The official said Turkey believes that two members of the team “came to Turkey for the sole purpose of covering up evidence” before Turkish police were allowed to search the Saudi Consulate.
Khashoggi was killed there on October 2 after he entered to collect a document he needed to marry his Turkish fiancee.
The official said the fact that a clean-up team was dispatched suggests that Khashoggi’s killing “was within the knowledge of top Saudi officials”.
The unnamed official also confirmed the Sabah report which identified the two experts as Ahmed Abdulaziz Al-Janobi and Khaled Yahya al-Zahrani.
“We believe that the two individuals came to Turkey for the sole purpose of covering up evidence of Jamal Khashoggi’s murder before the Turkish police were allowed to search the premises,” he said.

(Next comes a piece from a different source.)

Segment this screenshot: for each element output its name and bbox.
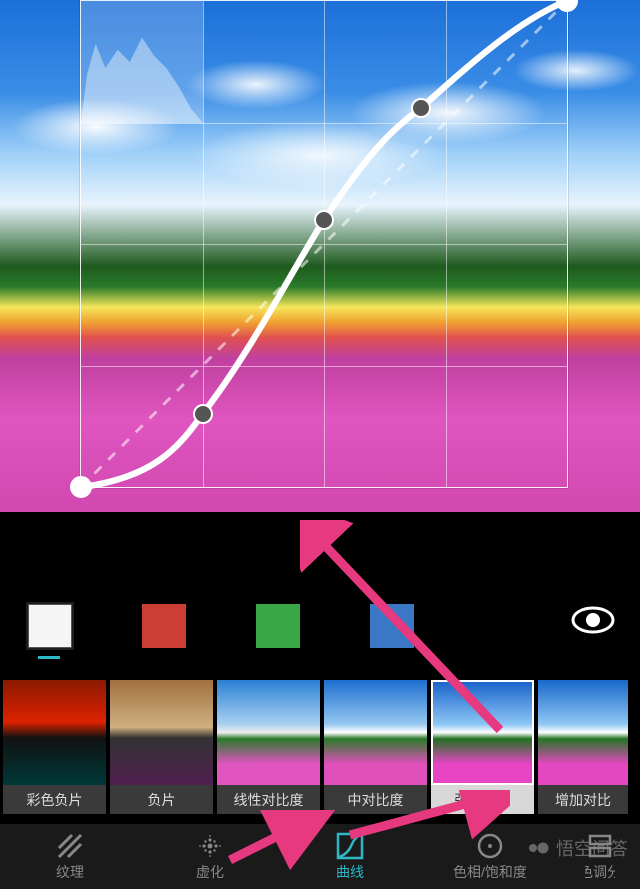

The information was the latest in a series of leaks from Turkish officials apparently aimed at keeping up the pressure on Saudi Arabia and ensuring that the killing is not covered up.
Istanbul’s chief prosecutor, who is leading the investigation, said last week that Khashoggi, who lived in exile in the US, had been strangled immediately after he entered the consulate on an appointment made after an earlier visit.
He said it was part of a premeditated killing and that the journlaist’s body was dismembered before being removed.
Turkish President Recep Tayyip Erdogan said in an op-ed in the Washington Post last week that the order to kill Khashoggi came from the highest level of the Saudi government and added that the international community had the responsibility to “reveal the puppet masters” behind the death.
Turkey is seeking the extradition of 18 suspects who have been detained in Saudi Arabia, so they can be put on trial in Turkey.
They include 15 members of an alleged Saudi “hit squad” that Turkey says was sent to Istanbul to kill the Washington Post columnist who had written critically of Saudi Arabia’s Crown Prince Mohammed bin Salman.
Saudi Arabia acknowledged last month that Turkish evidence indicates that Khashoggi’s killing at the consulate was premeditated, shifting its explanation in an apparent effort to ease international outrage over the death.
On Saturday, the Sabah newspaper, which is close to the Turkish government, said Khashoggi’s body, which still has not been found, was dismembered and removed from the Saudi Consulate in five suitcases.
A senior official from Turkey’s ruling party, who is a friend of Khashoggi’s, has suggested his body may have been dissolved in acid or other chemicals.
Turkey’s vice-president, Fuat Oktay, told the state-run Anadolu news agency that such reports need to be investigated.
Meanwhile, two of Khashoggi’s sons appealed for his remains to be returned so that he may be buried in Saudi Arabia.
In an interview with CNN on Sunday, the sons also said they hoped he did not suffer when he was killed.
“All what we want right now is to bury him in Al-Baqi (cemetery) in Medina with the rest of his family,” Salah Khashoggi said.
“I talked about that with the Saudi authorities and I just hope that it happens soon,” he said.